KEMIT - The Egyptian Origins of the Bassa of Liberia

The Bassa`r established themselves in modern-day Togo, the Bassa-ri (Land of the Bassa) in Senegal, Sierra-Leone, and the Bassa la Mpasu (Bassa of the River) in the Congo. The most interesting group is the Bassa of Liberia who were led to the area by....

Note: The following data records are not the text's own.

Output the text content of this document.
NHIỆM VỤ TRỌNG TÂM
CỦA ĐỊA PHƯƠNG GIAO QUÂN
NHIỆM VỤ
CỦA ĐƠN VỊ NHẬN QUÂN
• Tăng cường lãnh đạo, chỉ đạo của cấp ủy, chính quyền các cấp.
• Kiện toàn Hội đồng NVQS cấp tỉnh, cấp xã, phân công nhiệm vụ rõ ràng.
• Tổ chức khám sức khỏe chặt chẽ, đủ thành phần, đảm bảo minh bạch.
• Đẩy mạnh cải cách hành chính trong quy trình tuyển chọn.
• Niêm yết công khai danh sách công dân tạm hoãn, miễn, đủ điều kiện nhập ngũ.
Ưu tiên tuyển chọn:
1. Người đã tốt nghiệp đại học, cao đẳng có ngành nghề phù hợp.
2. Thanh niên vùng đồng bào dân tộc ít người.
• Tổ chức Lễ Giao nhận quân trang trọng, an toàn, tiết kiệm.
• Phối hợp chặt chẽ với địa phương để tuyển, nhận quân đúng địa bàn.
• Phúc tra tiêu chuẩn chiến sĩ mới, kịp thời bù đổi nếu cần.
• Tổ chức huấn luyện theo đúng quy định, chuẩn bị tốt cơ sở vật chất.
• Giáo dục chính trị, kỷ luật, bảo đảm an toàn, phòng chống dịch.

They came from Khemit (ancient Egypt) and called themselves, again, ADBASSA. The ability of Bassa people to absorb other people has always assured their influence in the political order wherever they have settled. 2,716 years b.d.Um, a man called Shabako forced recognition of himself as pharaoh throughout Khemit. He reigned 14 years and his successors, Shebiko (who reigned 12 years) and Taharko (who reigned 26 years) were named by later historians as the Egyptian Dynasty XXV. After the collapse of this dynasty, it was MBEM SOYE (42nd ancestor) and KUKAME DI KUKAME (52nd ancestor) who directed their people to the Lake Chad and later to the Adamawa Heights where they built three successive empires: Rifum, Kororafa, and Adbassa.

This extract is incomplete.